Tuesday, April 15, 2008

Faster

In my last entry I had gotten the code working to find the second eigenvector, but it was really slow. The obvious culprit was the matrix multiply and it was clear that much could be done to speed it up. Ultimately, though, that is a waste of time.

I want to cluster some 58000 data points. The similarity matrix for this size data set would have 3,364,000,000 elements. Even if it were reasonable to try to fit this into memory, it would take a fair amount of time to perform the operations. The trick is to avoid creating the matrix in the first place.

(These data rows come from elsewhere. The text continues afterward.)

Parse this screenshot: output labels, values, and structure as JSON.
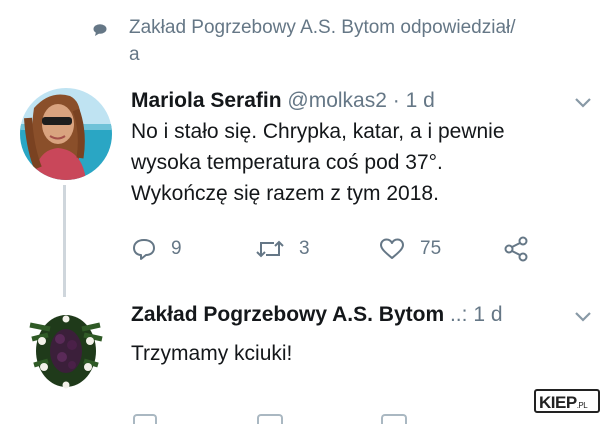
{
  "reply_context": {
    "line1": "Zakład Pogrzebowy A.S. Bytom odpowiedział/",
    "line2": "a",
    "icon": "speech-bubble-icon"
  },
  "tweet1": {
    "name": "Mariola Serafin",
    "handle": "@molkas2",
    "separator": "·",
    "time": "1 d",
    "lines": [
      "No i stało się. Chrypka, katar, a i pewnie",
      "wysoka temperatura coś pod 37°.",
      "Wykończę się razem z tym 2018."
    ],
    "actions": {
      "reply_count": "9",
      "retweet_count": "3",
      "like_count": "75"
    }
  },
  "tweet2": {
    "name": "Zakład Pogrzebowy A.S. Bytom",
    "truncation": "..:",
    "time": "1 d",
    "text": "Trzymamy kciuki!"
  },
  "watermark": {
    "text": "KIEP",
    "suffix": ".PL"
  },
  "colors": {
    "text": "#14171a",
    "secondary": "#657786",
    "thread_line": "#cfd6dc"
  }
}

The matrix Q is defined like this:
;; M* is matrix multiply

(define Q
  (let ((AT (M* A (transpose A))))
    (M* D R-inverse AT D-inverse)))
.
and we will be multiplying this times a vector to find the second eigenvector. But instead of composing the matrix prior to multiplication, we'll leave the matrix in its factored form. That is, if a matrix has two factors, X and Y, and you want to multiply it times a vector, then this equivalence holds:
(M*V (M* X Y) v)  <-->  (M*V X (M*V Y v))
.
So if we have a procedure that multiplies by Q:
(define do-q
  (let* ((AT (M* A (transpose A)))
         (Q (M* D R-inverse AT D-inverse)))
    (lambda (v)
      (M*V Q v))))
.
we can rewrite it as:
(define do-q
  (let* ((TA (transpose A)))
    (lambda (v)
      (M*V D
        (M*V R-inverse
          (M*V A
            (M*V TA
              (M*V D-inverse v))))))))
.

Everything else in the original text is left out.